Closed points of a fibred product of k-schemes This question comes from Shafarevich, Chapter V.4,

Let $X$ and $Y$ be schemes over an algebraically closed field $k$.
  Show that the correspondence  $ u \to (p_x(u),p_y(u)) $ establishes a
  1-1 map between closed points of $ X \times_k Y$ and the pairs
  $(x,y)$, where $x,y$ are closed points of $X$ and $Y$ respectively.

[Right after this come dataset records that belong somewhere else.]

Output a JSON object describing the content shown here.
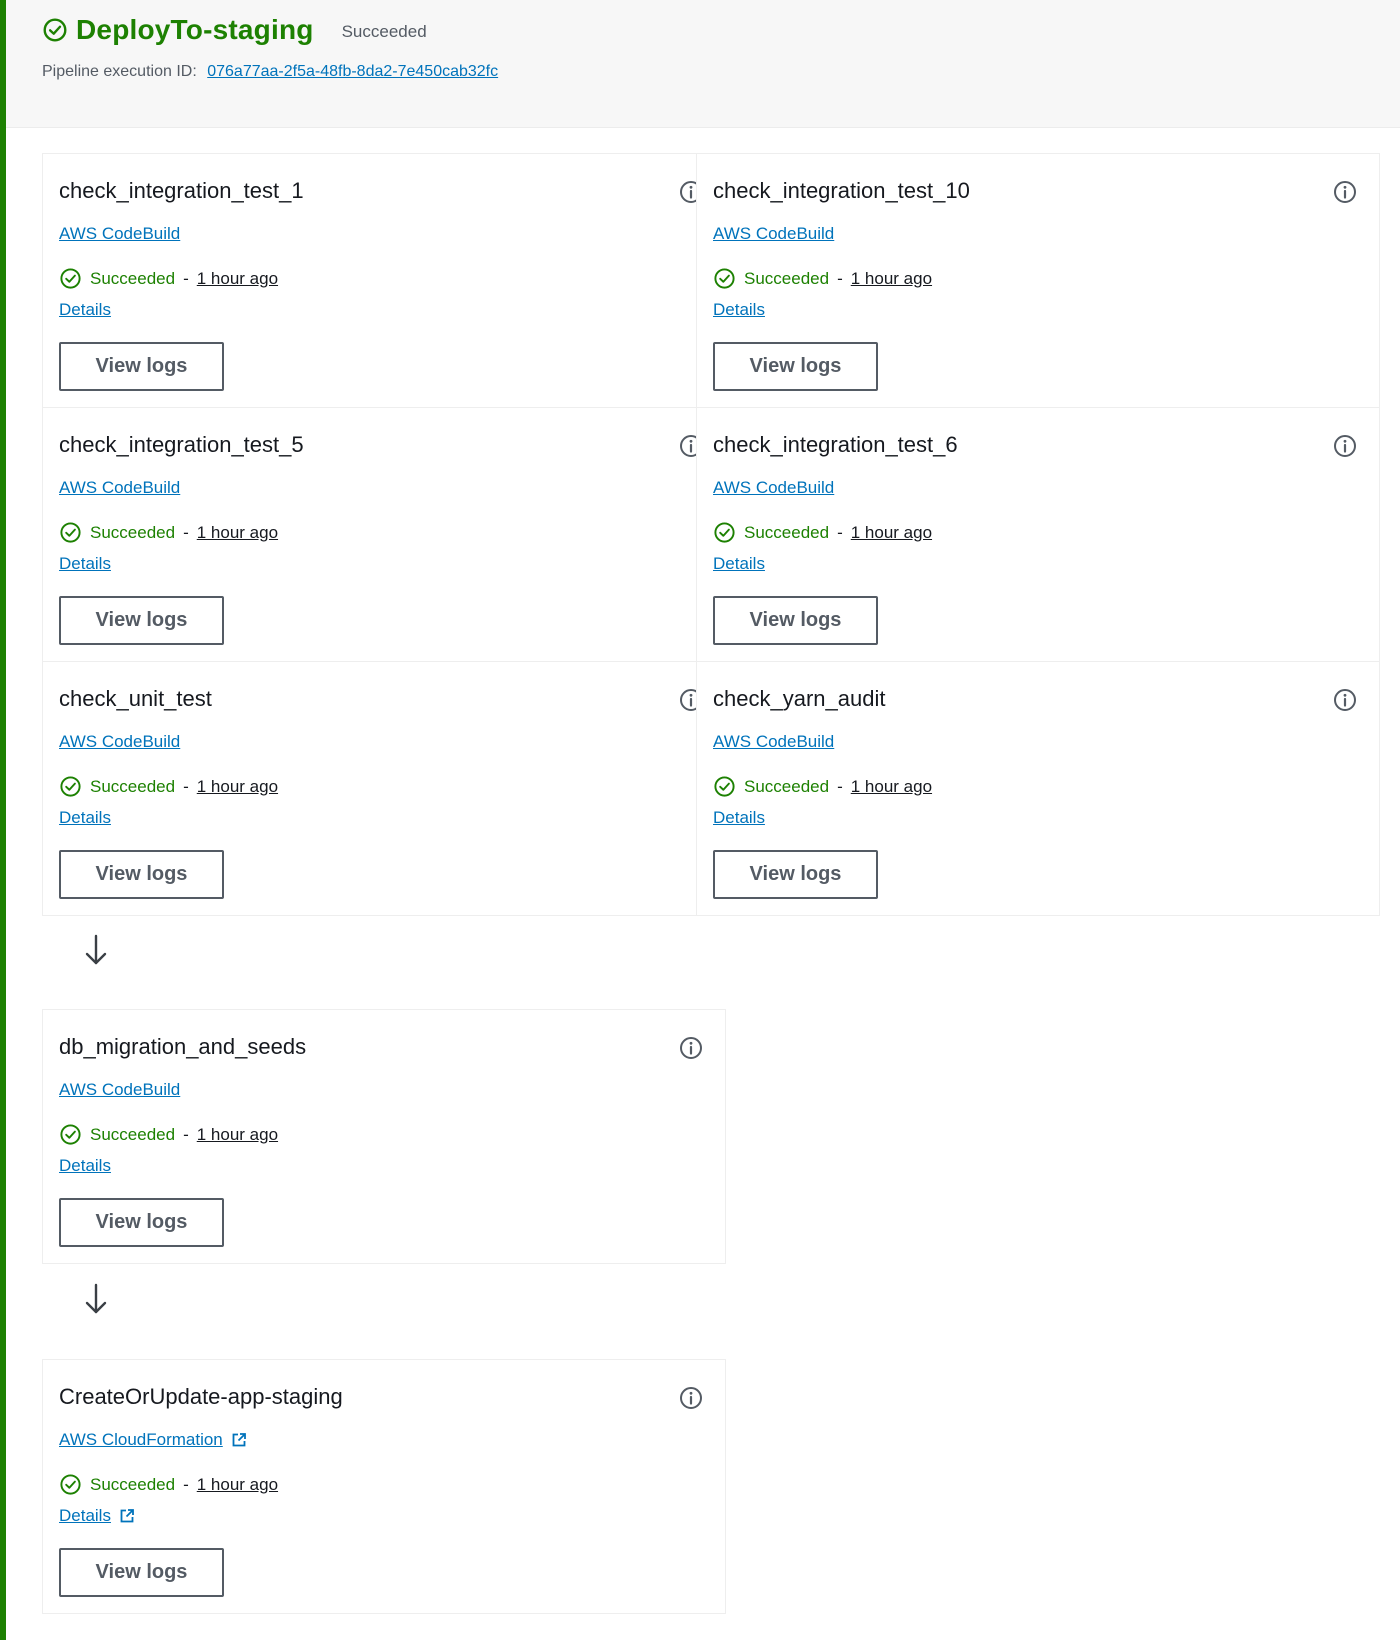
{
  "header": {
    "stage_name": "DeployTo-staging",
    "stage_status": "Succeeded",
    "execution_label": "Pipeline execution ID:",
    "execution_id": "076a77aa-2f5a-48fb-8da2-7e450cab32fc"
  },
  "actions": [
    {
      "name": "check_integration_test_1",
      "provider": "AWS CodeBuild",
      "status": "Succeeded",
      "separator": "-",
      "time": "1 hour ago",
      "details": "Details",
      "button": "View logs"
    },
    {
      "name": "check_integration_test_10",
      "provider": "AWS CodeBuild",
      "status": "Succeeded",
      "separator": "-",
      "time": "1 hour ago",
      "details": "Details",
      "button": "View logs"
    },
    {
      "name": "check_integration_test_5",
      "provider": "AWS CodeBuild",
      "status": "Succeeded",
      "separator": "-",
      "time": "1 hour ago",
      "details": "Details",
      "button": "View logs"
    },
    {
      "name": "check_integration_test_6",
      "provider": "AWS CodeBuild",
      "status": "Succeeded",
      "separator": "-",
      "time": "1 hour ago",
      "details": "Details",
      "button": "View logs"
    },
    {
      "name": "check_unit_test",
      "provider": "AWS CodeBuild",
      "status": "Succeeded",
      "separator": "-",
      "time": "1 hour ago",
      "details": "Details",
      "button": "View logs"
    },
    {
      "name": "check_yarn_audit",
      "provider": "AWS CodeBuild",
      "status": "Succeeded",
      "separator": "-",
      "time": "1 hour ago",
      "details": "Details",
      "button": "View logs"
    },
    {
      "name": "db_migration_and_seeds",
      "provider": "AWS CodeBuild",
      "status": "Succeeded",
      "separator": "-",
      "time": "1 hour ago",
      "details": "Details",
      "button": "View logs"
    },
    {
      "name": "CreateOrUpdate-app-staging",
      "provider": "AWS CloudFormation",
      "status": "Succeeded",
      "separator": "-",
      "time": "1 hour ago",
      "details": "Details",
      "button": "View logs"
    }
  ],
  "icons": {
    "status": "check-circle-icon",
    "info": "info-icon",
    "external": "external-link-icon",
    "transition": "arrow-down-icon"
  },
  "colors": {
    "success": "#1d8102",
    "link": "#0073bb",
    "text": "#16191f",
    "muted": "#545b64"
  }
}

I've been trying to tackle this in the case of affine schemes (I'm assuming the general case reduces to this), where $X = \mathrm{Spec }A$ and $Y = \mathrm{Spec }B$. In this case the fibred product is $\mathrm{Spec }A \otimes_k B$, where $A$ and $B$ have the structure of $k$-algebras.
I can see how this works in the case of affine rings (i.e finitely generated, reduced k-algebras), but I don't really see why it should work in general. Why, for example, does the projection map (induced by $ a \to a \otimes 1$) send closed points to closed points? 
 A: This is not true. If it were, then $\mathbf C\otimes_\overline{\mathbf{Q}}\mathbf C$ would have only one maximal ideal, hence would be a local ring. However, it follows from the main theorem in this paper of Sweedler that $\mathbf C\otimes_\overline{\mathbf{Q}}\mathbf C$ is not a local ring, because $\mathbf C$ is transcendental over $\overline{\mathbf Q}$.
Shafarevich definitely meant to say that $X$ and $Y$ were of finite type over $k$. I had previously misread your question as being about that case, and I wrote the following answer. Even though I see now that you have already worked this case out, perhaps someone can benefit, so I will leave my old answer here:

This is one of those things that is completely obvious from the point of view of classical geometry: the image of a point is a point. What else could it be! For schemes,  with "point" meaning "closed point", this is not true in general, and the fact that it is true for varieties reflects a special property of affine algebras:

If $f: A \to B$ is a morphism of affine $k$-algebras and $\mathfrak m$
  is a maximal ideal of $B$, then $f^{-1}(\mathfrak m)$ is a maximal
  ideal of $A$.

To prove it, consider the composite $A \to B \to k$ where $B\to k$ is the evaluation at $\mathfrak m$ (quotient) map. It is obviously surjective with kernel $f^{-1}(\mathfrak m)$, hence $f^{-1}(\mathfrak m)$ is maximal.
Remarks:
This is still true if $k$ is not algebraically closed, but the composite $A \to B/\mathfrak m = k'$ need no longer be surjective, because $k'$ might be a nontrivial extension of $k$. However, its image is still a subfield of $k'$; to prove it, one uses Zariski's lemma, which I used implicitly in the algebraically closed case to identify $B/\mathfrak m$ with $k$.
More generally, this is true if $k$ is replaced by a Jacobson ring $R$. In fact, the statement that this property holds for all morphisms of affine $R$-algebras is equivalent to $R$ being Jacobson.